Through starting the business, have you learned anything particularly helpful or advantageous?
You should browse out my project graveyard) filled with all my failed side-project ideas. I hope the graveyard inspires you to take risks and work on those passion projects. It’s ok to fail. Every side project I launched provided lessons for the next and in turn helped me quit freelance.
There are so many lessons and I'm blogging about a lot of them here but 2 come to mind as I write this:
1 - Working in public creates a buzz around your product and no question influences its launch positively. If anything, just hitting upload on a behind-the-scene screencast influences the way you feel about it.
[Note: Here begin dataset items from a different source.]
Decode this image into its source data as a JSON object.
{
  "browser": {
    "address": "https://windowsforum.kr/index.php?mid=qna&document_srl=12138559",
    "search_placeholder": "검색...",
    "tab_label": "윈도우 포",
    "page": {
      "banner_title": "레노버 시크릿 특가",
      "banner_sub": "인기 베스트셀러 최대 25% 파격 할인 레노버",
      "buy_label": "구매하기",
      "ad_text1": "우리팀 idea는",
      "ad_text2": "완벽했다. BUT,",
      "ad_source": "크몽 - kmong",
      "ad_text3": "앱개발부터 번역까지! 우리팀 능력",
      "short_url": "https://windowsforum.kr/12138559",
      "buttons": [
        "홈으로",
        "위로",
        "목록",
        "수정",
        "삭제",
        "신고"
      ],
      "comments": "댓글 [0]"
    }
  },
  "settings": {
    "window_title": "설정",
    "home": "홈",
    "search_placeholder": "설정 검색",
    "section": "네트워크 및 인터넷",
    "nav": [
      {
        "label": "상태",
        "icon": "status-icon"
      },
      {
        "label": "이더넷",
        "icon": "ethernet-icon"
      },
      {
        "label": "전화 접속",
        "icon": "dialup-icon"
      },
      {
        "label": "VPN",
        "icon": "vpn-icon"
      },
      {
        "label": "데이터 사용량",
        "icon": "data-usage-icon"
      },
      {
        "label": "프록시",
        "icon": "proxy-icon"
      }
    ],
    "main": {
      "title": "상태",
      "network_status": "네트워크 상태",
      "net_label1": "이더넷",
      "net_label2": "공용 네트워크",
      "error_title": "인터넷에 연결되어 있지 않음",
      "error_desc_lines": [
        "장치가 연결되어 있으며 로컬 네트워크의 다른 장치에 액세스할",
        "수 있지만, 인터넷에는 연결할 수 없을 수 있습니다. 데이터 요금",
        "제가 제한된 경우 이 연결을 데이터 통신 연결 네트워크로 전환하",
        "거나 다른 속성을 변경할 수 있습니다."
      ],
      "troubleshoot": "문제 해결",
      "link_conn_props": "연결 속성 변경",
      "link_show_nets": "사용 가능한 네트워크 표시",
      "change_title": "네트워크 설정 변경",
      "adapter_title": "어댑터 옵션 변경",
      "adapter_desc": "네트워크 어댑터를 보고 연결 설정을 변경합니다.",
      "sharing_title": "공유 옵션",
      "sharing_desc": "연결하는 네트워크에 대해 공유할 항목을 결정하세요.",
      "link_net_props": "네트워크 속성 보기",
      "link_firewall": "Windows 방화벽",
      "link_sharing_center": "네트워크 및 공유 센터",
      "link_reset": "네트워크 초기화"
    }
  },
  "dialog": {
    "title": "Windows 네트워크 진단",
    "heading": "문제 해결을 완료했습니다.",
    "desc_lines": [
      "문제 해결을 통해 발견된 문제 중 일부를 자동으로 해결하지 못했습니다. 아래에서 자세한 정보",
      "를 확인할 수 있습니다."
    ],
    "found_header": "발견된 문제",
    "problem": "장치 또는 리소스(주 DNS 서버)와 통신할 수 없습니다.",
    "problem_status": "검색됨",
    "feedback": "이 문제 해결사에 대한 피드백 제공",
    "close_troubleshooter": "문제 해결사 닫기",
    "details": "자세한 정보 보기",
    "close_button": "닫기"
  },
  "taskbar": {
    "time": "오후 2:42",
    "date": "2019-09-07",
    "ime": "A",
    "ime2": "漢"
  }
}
You see it under a different light when you are out there being vulnerable - it's healthy.
2 - My best results are when I did something consistently over a long period. Aim long game with small consistent shipping. My most successful side-project has added 8,000 One Page websites. The second most successful side-project involved publishing a Landing Page tip for 100 days. I rocked up every day. The competition lost steam.
What platform/tools do you use for your business?
Check out the full breakdown of my workspace, hardware, and software spanning my network of projects.
I've also recently added transparency pages (running costs, startup costs, domain costs, behind-the-scenes blogs) to all my side-projects.
What have been the most influential books, podcasts, or other resources?
I get a lot of my inspiration offline from traveling, surfing, hiking, and birdwatching.
Not listening to Podcasts but don't miss a Hospital Records episode. I'm a punk rock guy, but getting more into DnB to work at. It's like Punk Rock without lyrics, right?
Also not into books but I've devoured everything by Derek Sivers. If you are into his stuff, you should give my podcast ep a spin with him - we have a blast, the guy is a legend.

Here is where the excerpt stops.